Woods has apparently accepted the apology, but this news item really puts what I do here into perspective.

“Poorly chosen words” bore. They can turn potential customers away. A poorly chosen word is one that needs revision or editing or just that final tweak to make an article sing. Tilghman’s comment, I think, goes beyond “poorly chosen” and into the realm of “really stupid.”

Here, “poorly chosen words” are themselves very poorly chosen.

  1. Vox says:

    I can’t get over how she can’t just admit it was a racist statement and apologize for that. (Okay, I can, because the “I’m not racist! I have a black friend!” defense is SOP when this stuff happens, but it still makes me mad.) Apologies ring very hollow when the person won’t take responsibility for what they are apologizing for.

    And you’re right. So many of these scandals could be avoided if people would stop to think about what they are saying instead of just opening their mouths every time a thought pops into their head (something I need to work on, too, but I’m not on live television).

  2. Rachel says:

    You’re absolutely right.
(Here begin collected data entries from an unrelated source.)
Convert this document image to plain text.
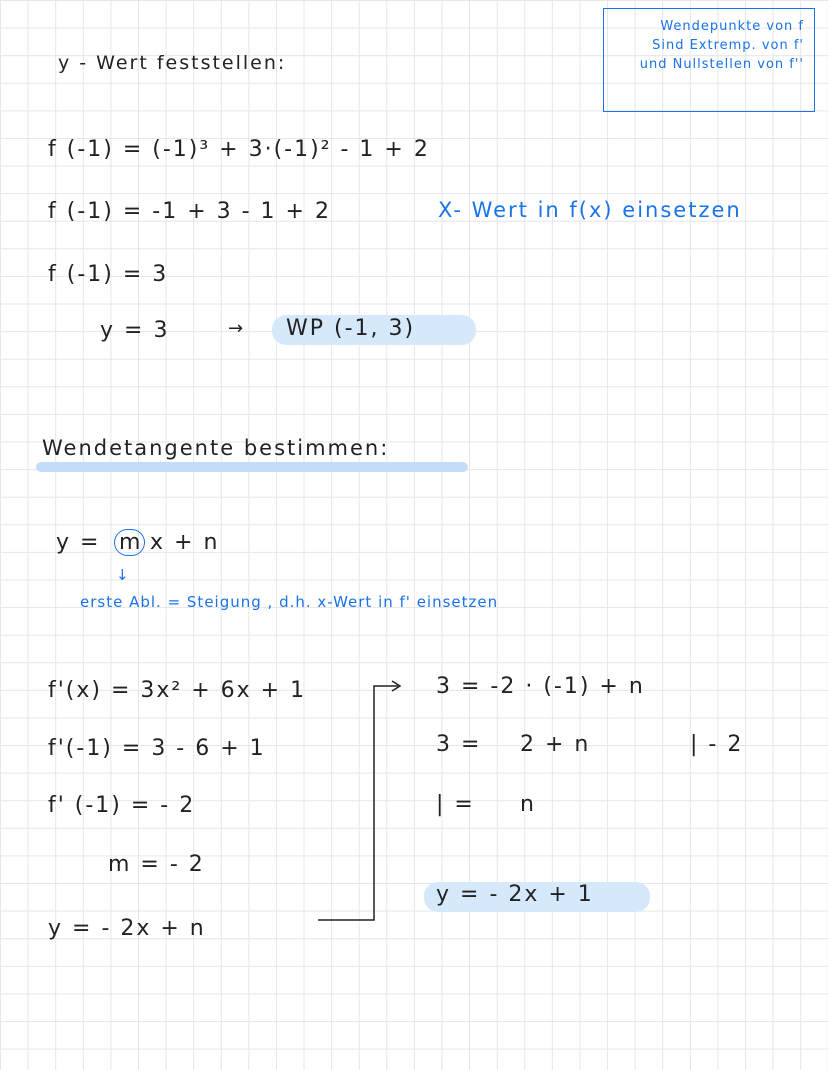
Wendepunkte von f
Sind Extremp. von f'
und Nullstellen von f''
y - Wert feststellen:
f (-1) = (-1)³ + 3·(-1)² - 1 + 2
f (-1) = -1 + 3 - 1 + 2	X- Wert in f(x) einsetzen
f (-1) = 3
y = 3	→ WP (-1, 3)
Wendetangente bestimmen:
y = m x + n
↓
erste Abl. = Steigung , d.h. x-Wert in f' einsetzen
f'(x) = 3x² + 6x + 1
f'(-1) = 3 - 6 + 1
f' (-1) = - 2
m = - 2
y = - 2x + n
3 = -2 · (-1) + n
3 = 2 + n	| - 2
| = n
y = - 2x + 1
I mean, from a writing perspective alone there are so many better ways to describe what she did. “I accidentally made a racist statement and apologize for those I offended” is so much better than “I used some poorly chosen words.” I think the word “racist” is itself becoming taboo in mainstream media…Don Imus coverage notwithstanding. I don’t think making a stupid racist joke once makes a person into a racist, but people seem to be afraid of the word in case it brands them, you know?
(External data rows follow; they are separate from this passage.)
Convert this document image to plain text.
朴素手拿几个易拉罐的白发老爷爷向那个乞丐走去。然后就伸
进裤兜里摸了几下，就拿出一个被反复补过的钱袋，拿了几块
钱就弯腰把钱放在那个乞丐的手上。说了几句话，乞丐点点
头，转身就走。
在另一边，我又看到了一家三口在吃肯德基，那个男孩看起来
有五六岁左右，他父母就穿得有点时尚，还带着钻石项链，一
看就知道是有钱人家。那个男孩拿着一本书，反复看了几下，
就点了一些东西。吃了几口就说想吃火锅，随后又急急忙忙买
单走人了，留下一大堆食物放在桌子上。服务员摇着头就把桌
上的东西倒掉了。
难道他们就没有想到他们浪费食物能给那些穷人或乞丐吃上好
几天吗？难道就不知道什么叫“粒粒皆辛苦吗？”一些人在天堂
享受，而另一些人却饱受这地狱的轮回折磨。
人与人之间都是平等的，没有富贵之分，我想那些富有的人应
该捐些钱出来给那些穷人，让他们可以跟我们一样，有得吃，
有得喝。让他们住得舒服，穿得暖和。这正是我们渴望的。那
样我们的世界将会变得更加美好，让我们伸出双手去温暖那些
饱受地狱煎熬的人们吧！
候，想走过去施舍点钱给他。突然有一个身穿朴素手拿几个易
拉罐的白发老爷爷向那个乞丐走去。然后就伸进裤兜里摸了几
    And I don’t know Tilghman’s history so I’m not speaking of her directly, but if she and Tiger have been friends for 12 years and they like making lynching jokes in private, fine. But not on national TV.

  3. Vox says:

    Seriously. I think that a lot of people are afraid to admit to being racist or making racist comments, because they associate racism with lynchings, the KKK, the Holocaust, and other acts of evil. But institutional and casual racism is still a major issue in the U.S., and just about everyone adds to it, intentionally, unintentionally, whatever. If people would just say, “You know what? That was a really racist comment. I’m sorry, and I will try to do better,” maybe it would remove some of the taboo and let us as a society actually deal with the issue instead of looking the other way while the offender seeks absolution from Al Sharpton.

    Saying something racist doesn’t make (general) you a horrible person. It just means you said something racist. Own up to it and apologize. Doing the “I’m not a racist!” dance just makes everyone disrespect you and makes it even more taboo to admit to racism for everyone else.

  4. Rachel says:

    Exactly! I don’t think I could have said it better, so I won’t.